Monday, June 10, 2013

Resource PTSD information

PTSD is real, painful, and disabling!
The injury is real. The injury is physical. It is not mere confusion or misdirected thinking, or sign of a weak character. It most certainly is not a case of “just get over it.”

If the body keeps sensing danger and sending out stress response signals. The person keeps living “in the moment.” If this goes on long enough or is severe enough, the person develops PTSD. Long after the original trauma ends, the person suffers from the symptoms. He or she lives and responds to “now” even though “now” may be a memory fragment from long ago. He or she cannot separate “now and safe” from “now and danger.”

The longer the vigilant state lasts the higher the chances of permanent damage. The cool hippocampus cannot get to the long-term memories. The amygdala keeps shutting them down. Without the ability to access the cool, cognitive solutions, the PTSD sufferer has trouble checking the safety of a current event, and sometimes cannot distinguish danger from safety. Current, safe events trigger flashbacks and other strange memory or emotional signals. So the brain keeps retriggering itself all over again into the hyper-alert state. Each new challenge and event is as dangerous as the last. This phenomenon is sometimes known as sensitization.

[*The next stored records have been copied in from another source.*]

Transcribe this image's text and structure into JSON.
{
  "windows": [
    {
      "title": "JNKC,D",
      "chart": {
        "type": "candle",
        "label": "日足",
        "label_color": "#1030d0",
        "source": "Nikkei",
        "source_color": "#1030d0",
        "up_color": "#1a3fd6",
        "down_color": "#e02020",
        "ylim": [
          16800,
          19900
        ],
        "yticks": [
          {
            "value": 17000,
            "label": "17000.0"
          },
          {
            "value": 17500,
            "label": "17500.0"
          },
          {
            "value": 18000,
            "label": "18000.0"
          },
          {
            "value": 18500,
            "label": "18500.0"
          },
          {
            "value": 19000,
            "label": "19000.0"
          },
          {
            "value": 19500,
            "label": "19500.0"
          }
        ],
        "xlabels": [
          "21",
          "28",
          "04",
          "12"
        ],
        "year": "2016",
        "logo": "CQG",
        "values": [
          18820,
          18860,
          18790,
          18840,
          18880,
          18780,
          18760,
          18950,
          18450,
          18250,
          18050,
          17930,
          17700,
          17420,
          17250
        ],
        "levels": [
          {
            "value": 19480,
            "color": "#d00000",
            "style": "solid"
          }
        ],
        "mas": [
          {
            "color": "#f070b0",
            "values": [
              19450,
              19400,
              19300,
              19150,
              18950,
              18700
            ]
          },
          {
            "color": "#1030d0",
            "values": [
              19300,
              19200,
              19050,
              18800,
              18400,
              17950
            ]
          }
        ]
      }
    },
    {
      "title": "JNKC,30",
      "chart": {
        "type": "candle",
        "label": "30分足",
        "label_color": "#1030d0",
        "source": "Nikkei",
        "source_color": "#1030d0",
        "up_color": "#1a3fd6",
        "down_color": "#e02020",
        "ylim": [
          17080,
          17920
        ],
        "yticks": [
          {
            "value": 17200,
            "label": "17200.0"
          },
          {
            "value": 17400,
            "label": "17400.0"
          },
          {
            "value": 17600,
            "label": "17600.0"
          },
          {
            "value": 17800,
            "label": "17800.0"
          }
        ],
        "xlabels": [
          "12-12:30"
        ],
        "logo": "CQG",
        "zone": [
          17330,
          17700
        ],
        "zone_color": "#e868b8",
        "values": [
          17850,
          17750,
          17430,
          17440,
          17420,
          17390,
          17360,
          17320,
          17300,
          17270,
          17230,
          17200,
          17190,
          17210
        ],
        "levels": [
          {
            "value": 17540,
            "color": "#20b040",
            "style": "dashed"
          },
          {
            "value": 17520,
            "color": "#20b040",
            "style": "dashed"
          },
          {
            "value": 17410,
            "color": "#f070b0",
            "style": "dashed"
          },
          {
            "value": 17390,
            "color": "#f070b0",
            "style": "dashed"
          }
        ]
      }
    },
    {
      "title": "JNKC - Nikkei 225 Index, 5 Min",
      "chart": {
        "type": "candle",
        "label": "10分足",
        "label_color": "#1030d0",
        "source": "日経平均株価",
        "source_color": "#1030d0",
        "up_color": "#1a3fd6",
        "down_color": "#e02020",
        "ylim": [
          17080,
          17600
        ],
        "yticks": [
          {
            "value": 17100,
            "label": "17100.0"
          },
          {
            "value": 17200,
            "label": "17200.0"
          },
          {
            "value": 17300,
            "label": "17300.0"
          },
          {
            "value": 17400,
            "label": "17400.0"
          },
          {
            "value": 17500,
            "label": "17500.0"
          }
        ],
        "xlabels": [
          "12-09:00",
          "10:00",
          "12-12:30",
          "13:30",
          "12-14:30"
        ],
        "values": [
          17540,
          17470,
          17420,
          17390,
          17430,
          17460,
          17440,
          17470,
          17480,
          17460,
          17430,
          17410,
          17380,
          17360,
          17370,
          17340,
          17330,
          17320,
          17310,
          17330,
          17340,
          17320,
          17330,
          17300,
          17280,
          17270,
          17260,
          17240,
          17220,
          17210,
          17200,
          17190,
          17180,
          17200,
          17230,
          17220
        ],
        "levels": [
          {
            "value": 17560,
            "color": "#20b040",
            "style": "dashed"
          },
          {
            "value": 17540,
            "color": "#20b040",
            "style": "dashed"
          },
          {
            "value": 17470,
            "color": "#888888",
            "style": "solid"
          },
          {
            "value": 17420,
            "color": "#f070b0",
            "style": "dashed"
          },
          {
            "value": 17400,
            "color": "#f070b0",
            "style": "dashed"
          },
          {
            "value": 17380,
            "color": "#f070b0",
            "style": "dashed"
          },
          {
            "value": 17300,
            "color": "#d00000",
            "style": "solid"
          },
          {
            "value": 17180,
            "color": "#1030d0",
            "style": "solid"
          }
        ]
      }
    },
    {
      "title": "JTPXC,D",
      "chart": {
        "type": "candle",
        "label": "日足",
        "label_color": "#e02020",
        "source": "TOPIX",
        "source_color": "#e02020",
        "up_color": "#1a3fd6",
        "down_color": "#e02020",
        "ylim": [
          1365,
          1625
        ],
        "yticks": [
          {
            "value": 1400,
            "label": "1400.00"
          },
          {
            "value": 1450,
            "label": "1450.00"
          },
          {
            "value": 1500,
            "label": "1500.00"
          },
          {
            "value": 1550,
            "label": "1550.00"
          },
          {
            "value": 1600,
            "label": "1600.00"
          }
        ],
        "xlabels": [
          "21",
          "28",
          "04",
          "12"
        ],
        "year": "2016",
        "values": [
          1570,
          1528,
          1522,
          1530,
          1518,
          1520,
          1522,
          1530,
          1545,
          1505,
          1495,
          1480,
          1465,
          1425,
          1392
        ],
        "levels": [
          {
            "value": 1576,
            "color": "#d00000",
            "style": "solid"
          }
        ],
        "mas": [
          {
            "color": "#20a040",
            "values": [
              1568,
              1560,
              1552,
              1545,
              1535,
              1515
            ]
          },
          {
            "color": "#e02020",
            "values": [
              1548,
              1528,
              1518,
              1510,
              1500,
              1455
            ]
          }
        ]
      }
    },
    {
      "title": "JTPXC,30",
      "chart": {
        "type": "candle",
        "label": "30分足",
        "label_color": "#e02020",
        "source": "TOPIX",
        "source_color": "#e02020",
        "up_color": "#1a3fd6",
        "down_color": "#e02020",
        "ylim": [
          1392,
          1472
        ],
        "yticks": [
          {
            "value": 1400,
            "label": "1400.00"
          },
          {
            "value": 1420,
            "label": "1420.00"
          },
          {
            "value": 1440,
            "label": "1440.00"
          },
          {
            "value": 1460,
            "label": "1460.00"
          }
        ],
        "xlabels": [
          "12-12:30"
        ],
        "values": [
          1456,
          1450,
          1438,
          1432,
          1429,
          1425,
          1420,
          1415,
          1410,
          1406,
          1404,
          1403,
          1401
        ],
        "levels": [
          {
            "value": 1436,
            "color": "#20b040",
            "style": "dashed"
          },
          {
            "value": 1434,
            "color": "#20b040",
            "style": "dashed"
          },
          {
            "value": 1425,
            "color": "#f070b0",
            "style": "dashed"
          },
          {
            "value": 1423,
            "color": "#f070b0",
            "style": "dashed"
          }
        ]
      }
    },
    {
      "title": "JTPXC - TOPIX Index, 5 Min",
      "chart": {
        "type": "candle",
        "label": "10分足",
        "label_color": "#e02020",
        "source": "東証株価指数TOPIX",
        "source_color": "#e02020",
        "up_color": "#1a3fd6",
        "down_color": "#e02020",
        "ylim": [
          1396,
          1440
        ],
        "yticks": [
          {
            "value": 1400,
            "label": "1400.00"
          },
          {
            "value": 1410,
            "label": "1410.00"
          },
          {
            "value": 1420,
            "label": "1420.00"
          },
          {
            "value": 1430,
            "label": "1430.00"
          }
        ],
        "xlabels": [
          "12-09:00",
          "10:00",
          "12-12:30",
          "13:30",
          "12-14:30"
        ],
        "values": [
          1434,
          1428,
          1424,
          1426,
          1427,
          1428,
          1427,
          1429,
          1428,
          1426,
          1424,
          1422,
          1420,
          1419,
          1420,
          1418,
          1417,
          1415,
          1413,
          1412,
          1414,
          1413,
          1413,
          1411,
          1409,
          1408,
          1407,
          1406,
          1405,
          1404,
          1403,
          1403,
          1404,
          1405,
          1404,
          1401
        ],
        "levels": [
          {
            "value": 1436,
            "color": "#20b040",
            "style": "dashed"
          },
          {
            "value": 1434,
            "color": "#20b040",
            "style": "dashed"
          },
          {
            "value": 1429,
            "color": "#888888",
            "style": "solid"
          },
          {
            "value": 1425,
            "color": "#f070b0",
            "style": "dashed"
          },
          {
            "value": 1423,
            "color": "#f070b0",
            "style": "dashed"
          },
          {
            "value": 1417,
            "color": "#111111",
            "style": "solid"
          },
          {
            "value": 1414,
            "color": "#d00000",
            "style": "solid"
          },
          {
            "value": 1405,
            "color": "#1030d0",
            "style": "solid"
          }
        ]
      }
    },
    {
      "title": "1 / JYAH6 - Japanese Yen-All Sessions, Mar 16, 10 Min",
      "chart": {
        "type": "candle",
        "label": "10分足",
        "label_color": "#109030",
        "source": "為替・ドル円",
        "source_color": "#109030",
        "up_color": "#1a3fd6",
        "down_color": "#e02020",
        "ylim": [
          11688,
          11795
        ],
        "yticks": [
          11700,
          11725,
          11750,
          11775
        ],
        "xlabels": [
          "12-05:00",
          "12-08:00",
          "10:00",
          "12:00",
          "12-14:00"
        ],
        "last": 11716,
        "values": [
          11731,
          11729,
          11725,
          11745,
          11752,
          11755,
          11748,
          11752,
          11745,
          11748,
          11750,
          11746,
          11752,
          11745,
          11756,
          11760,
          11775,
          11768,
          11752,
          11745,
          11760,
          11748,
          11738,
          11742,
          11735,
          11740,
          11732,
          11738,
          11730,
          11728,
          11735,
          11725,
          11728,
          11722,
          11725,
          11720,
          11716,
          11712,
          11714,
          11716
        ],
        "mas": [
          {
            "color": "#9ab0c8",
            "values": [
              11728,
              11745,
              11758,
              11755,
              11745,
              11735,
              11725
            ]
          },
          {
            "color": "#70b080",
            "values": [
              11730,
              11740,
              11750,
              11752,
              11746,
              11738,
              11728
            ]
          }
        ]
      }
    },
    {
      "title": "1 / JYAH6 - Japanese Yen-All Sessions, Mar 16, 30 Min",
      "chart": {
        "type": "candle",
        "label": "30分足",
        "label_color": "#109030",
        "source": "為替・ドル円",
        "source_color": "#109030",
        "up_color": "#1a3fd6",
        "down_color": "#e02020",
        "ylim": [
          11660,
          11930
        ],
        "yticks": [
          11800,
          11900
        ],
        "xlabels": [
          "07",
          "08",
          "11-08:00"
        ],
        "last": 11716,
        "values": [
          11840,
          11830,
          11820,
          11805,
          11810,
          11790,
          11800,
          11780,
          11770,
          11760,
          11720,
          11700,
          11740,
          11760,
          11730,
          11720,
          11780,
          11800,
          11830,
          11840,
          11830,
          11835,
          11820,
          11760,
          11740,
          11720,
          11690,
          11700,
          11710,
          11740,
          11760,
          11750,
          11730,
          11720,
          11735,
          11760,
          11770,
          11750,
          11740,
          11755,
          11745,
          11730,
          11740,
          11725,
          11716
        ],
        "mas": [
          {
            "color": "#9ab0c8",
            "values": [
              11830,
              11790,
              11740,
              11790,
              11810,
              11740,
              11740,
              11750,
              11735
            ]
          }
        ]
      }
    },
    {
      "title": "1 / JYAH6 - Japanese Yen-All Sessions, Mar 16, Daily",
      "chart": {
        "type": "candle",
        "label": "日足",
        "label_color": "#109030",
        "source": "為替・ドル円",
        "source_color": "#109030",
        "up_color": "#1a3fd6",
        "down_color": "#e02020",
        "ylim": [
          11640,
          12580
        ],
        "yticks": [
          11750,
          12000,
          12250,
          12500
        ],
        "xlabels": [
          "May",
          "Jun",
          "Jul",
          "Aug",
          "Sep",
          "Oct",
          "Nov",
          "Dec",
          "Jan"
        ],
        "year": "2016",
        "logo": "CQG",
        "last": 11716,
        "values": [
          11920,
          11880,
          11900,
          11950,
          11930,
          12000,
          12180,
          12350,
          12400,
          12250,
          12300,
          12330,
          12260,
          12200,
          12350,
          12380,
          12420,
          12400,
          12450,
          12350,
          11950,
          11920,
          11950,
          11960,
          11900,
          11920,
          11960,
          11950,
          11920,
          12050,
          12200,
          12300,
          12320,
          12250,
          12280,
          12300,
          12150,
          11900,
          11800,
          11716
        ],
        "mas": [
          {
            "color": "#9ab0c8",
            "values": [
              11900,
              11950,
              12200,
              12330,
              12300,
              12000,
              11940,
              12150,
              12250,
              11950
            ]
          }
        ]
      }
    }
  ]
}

The Battle Buddy Foundation strives to raise awareness for Post Traumatic Stress, Traumatic Brain Injury, the 'invisible wounds' of war. TBBF also works to provide Post Traumatic Stress service dogs to the injured veterans who need them. The Battle Buddy Foundation is registered with the Ohio Sec. Of State as a nonprofit and our 501(c)3 status is pending.
LEARN MORE here at: www.Battle-Buddy.org
https://www.facebook.com/battlebuddy



Battle Buddy organization is putting out information to raise awareness and teach people about PTSD.  

http://www.ptsd.va.gov/

 PTSD Post Traumatic Stress Disorder at first was identified in soldiers.  Then they noticed other people with the same array of reactions but were not veterans.  From this beginning initiated a split in getting help.  Soldiers felt civilians couldn't possible understand the horrors of war.  Civilians didn't want to admit to being raised in a living hell.  Doctors, psychologist and social workers started grappling with this complex disorder that seemed to be effecting so many.  Definitions vary widely.  

NIMH gives a general over view http://www.nimh.nih.gov/health/topics/post-traumatic-stress-disorder-ptsd/index.shtml

Complex PTSD is explained here:
http://knowledgex.camh.net/amhspecialists/specialized_treatment/trauma_treatment/first_stage_trauma/FirstStageTT_ch6/Pages/criteria_complex_ptsd.aspx

The one thing that I learned from living with PTSD at a severe level that when I ignore it or pretend it is not there, PTSD runs my life.  If I face it head on, recognize its potential for interfering with my life, and adjust my behavior to fit my needs, I run my life.  I consider PTSD similar to diabetes, I can manage it or it can manage me.  Resources for soldiers give me valuable information on coping and more information.